Ticket sales at Chastain Amphitheater in 2012 were the lowest in the past six years.
There are several reasons for that decline, according to an official with the city of Atlanta. Since 2007, fewer acts performed at the outdoor concert venue, while costs for facility operator Chastain Ventures have increased.
Some of those costs imposed by the city were passed on to concertgoers in the form of extra surcharges on ticket prices.
Chastain Ventures renewed its contract with the city in 2011 and it will last through 2015, records show. Peter Conlon, president of concert promoter Live Nation which co-manages the facility, declined to comment through a company spokeswoman.
According to copies of payments made to the city of Atlanta, the amphitheater sold 142,537 tickets in 2012 for 42 concerts.
Chastain Year by Year
Number of tickets sold: 226,478
Number of shows: 56
Number of tickets sold: 228,733
Number of shows: 57
Number of tickets sold: 159,961
Number of shows: 45
Number of tickets sold: 181,949
Number of shows: 47
Number of tickets sold: 158,281
Number of shows: 42
Number of tickets sold: 142,537
Number of shows: 42
In 2011 the amphitheater sold 158,281 for the same number of shows. It’s a marked contrast to 2007 and 2008, when 56 shows was the norm for a season and customers purchased more than 200,000 tickets each year. The maximum occupancy at Chastain per show is 6,900 people.

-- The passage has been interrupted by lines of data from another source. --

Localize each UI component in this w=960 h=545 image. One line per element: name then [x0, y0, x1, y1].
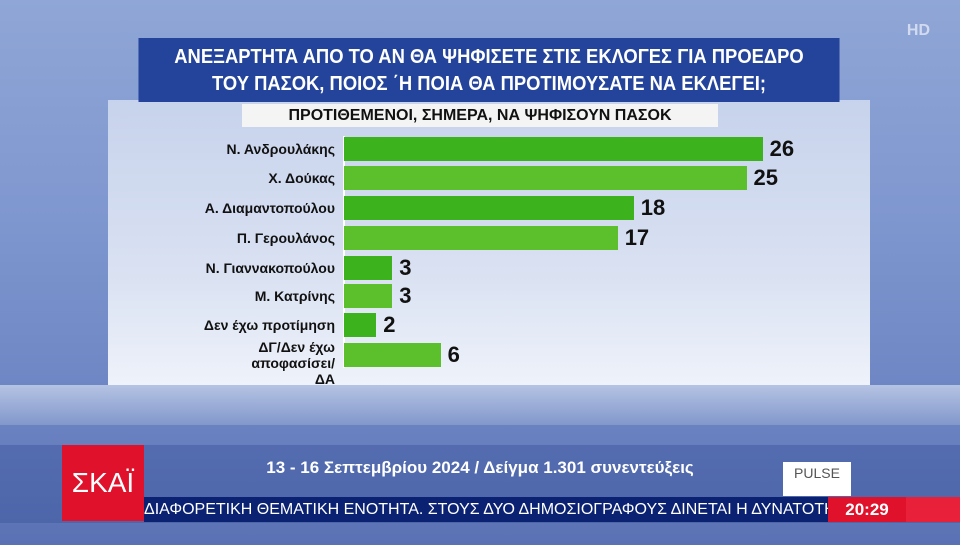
- category-label: Χ. Δούκας: [268, 170, 335, 186]
- bar: [344, 284, 393, 308]
- ticker-accent: [906, 497, 960, 522]
- value-label: 17: [624, 225, 650, 250]
- title-line-1: ΑΝΕΞΑΡΤΗΤΑ ΑΠΟ ΤΟ ΑΝ ΘΑ ΨΗΦΙΣΕΤΕ ΣΤΙΣ ΕΚ…: [174, 46, 804, 68]
- value-label: 26: [769, 136, 795, 161]
- value-label: 18: [640, 195, 666, 220]
- bar: [344, 256, 393, 280]
- floor: [0, 385, 960, 425]
- category-label: Ν. Ανδρουλάκης: [226, 141, 335, 157]
- value-label: 25: [753, 165, 778, 190]
- subtitle: ΠΡΟΤΙΘΕΜΕΝΟΙ, ΣΗΜΕΡΑ, ΝΑ ΨΗΦΙΣΟΥΝ ΠΑΣΟΚ: [242, 104, 718, 127]
- news-ticker: ΔΙΑΦΟΡΕΤΙΚΗ ΘΕΜΑΤΙΚΗ ΕΝΟΤΗΤΑ. ΣΤΟΥΣ ΔΥΟ …: [144, 497, 828, 522]
- bar: [344, 313, 377, 337]
- category-label: Μ. Κατρίνης: [254, 288, 335, 304]
- bar: [344, 137, 763, 161]
- date-sample: 13 - 16 Σεπτεμβρίου 2024 / Δείγμα 1.301 …: [266, 458, 694, 477]
- value-label: 6: [447, 342, 460, 367]
- pollster-name: PULSE: [794, 465, 840, 481]
- category-label: Δεν έχω προτίμηση: [203, 317, 335, 333]
- channel-logo: ΣΚΑΪ: [62, 445, 144, 521]
- bar: [344, 166, 747, 190]
- category-label: Ν. Γιαννακοπούλου: [205, 260, 335, 276]
- bar: [344, 226, 618, 250]
- category-label: ΔΓ/Δεν έχω αποφασίσει/ ΔΑ: [251, 339, 335, 387]
- axis-line: [343, 136, 345, 368]
- clock: 20:29: [828, 497, 906, 522]
- title-line-2: ΤΟΥ ΠΑΣΟΚ, ΠΟΙΟΣ ΄Η ΠΟΙΑ ΘΑ ΠΡΟΤΙΜΟΥΣΑΤΕ…: [211, 73, 766, 95]
- hd-badge: HD: [906, 22, 930, 39]
- value-label: 3: [399, 255, 412, 280]
- value-label: 2: [383, 312, 396, 337]
- bar: [344, 196, 634, 220]
- value-label: 3: [399, 283, 412, 308]
- category-label: Α. Διαμαντοπούλου: [204, 200, 335, 216]
- pollster-logo: PULSE: [783, 462, 851, 496]
- poll-question: ΑΝΕΞΑΡΤΗΤΑ ΑΠΟ ΤΟ ΑΝ ΘΑ ΨΗΦΙΣΕΤΕ ΣΤΙΣ ΕΚ…: [138, 38, 840, 102]
- category-label: Π. Γερουλάνος: [236, 230, 335, 246]
- bar: [344, 343, 441, 367]
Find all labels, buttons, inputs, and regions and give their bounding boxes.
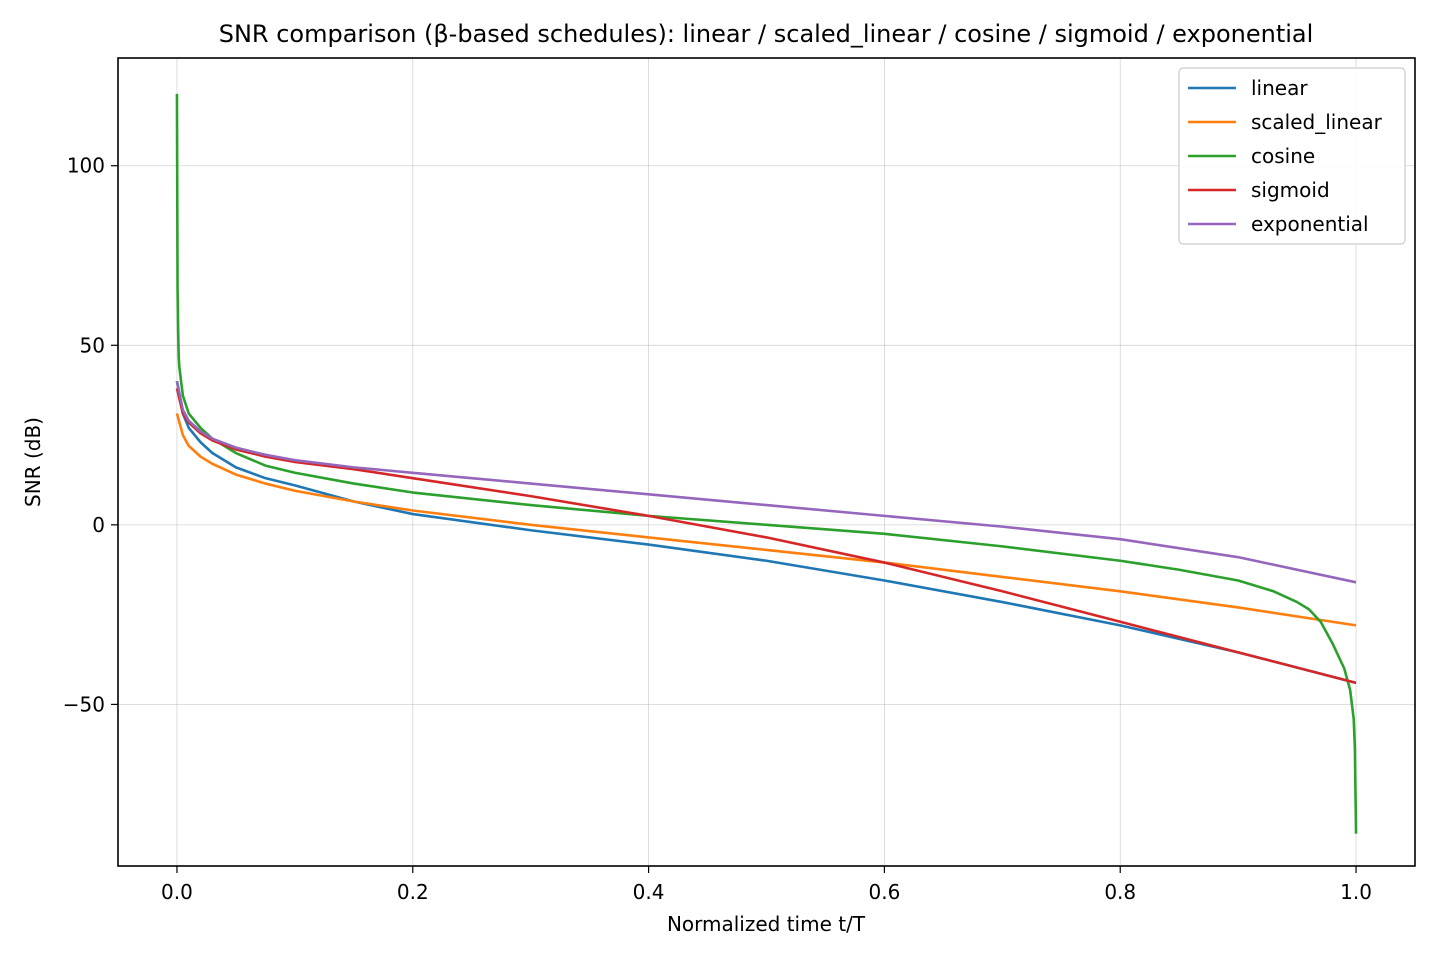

Camille Love, director of cultural affairs for the city of Atlanta, said as the economy slowly recovered, the competition from neighboring venues cut into the amphitheater’s share of the market.
She said newer and recently-renovated venues like Wolf Creek Amphitheater and the Verizon Wireless Amphitheater in Fulton, and the Gwinnett Arena are attractive to promoters, in part because they aren’t hamstrung by sound restrictions at Chastain.
“Chastain has requirements that other venues don’t have and that is the sound requirement and the time that the venue has to close,” Love said. “The music has to be done by 11 p.m. You can only have amplified sound for four hours. All of those factors impact the ability to have shows.”
Increased venues also mean decreased availability of acts. Many musical groups sign non-compete agreements with promoters that prohibit performing at other venues in the area for a certain number of days, Love said.
Love said the sound restrictions are part of an agreement with residents who wanted to curb the impact the amphitheater and its traffic has on neighborhoods around Chastain Park.
The noise concerns get passed on to the consumer in the form of a $1-per-ticket fee that goes toward studying and evaluating sound control at the facility. Unlike many other venues, musical acts playing Chastain can’t bring sound systems in to the facility.
“There’s a sound system that we require all of the acts that they have to plug into our sound system and our speaker system and that’s the way that we can monitor how loud the sound gets,” Love said.
As part of the agreement, Chastain Ventures hires an independent vendor to provide the sound system and that cost is deducted from the payment to the city. In 2011, the cost of that vendor was slightly higher than what the city received from the $1 sound fund, records show. The city renegotiated and got a lower price, Love said.
There’s also a surcharge for improvements to the facility and in 2011 the city added a 50-cent surcharge to tickets to generate revenue for Centers of Hope.
Chastain Ventures also pays the city more for rent. Under the terms of the renegotiated contract, annual rent increased in 2011 to $275,000 from $250,000.
Love said Chastain Ventures hasn’t asked the city to renegotiate the terms of the agreement.
“They’re fulfilling the contract, so what they have to do is make the best of the situation,” Love said.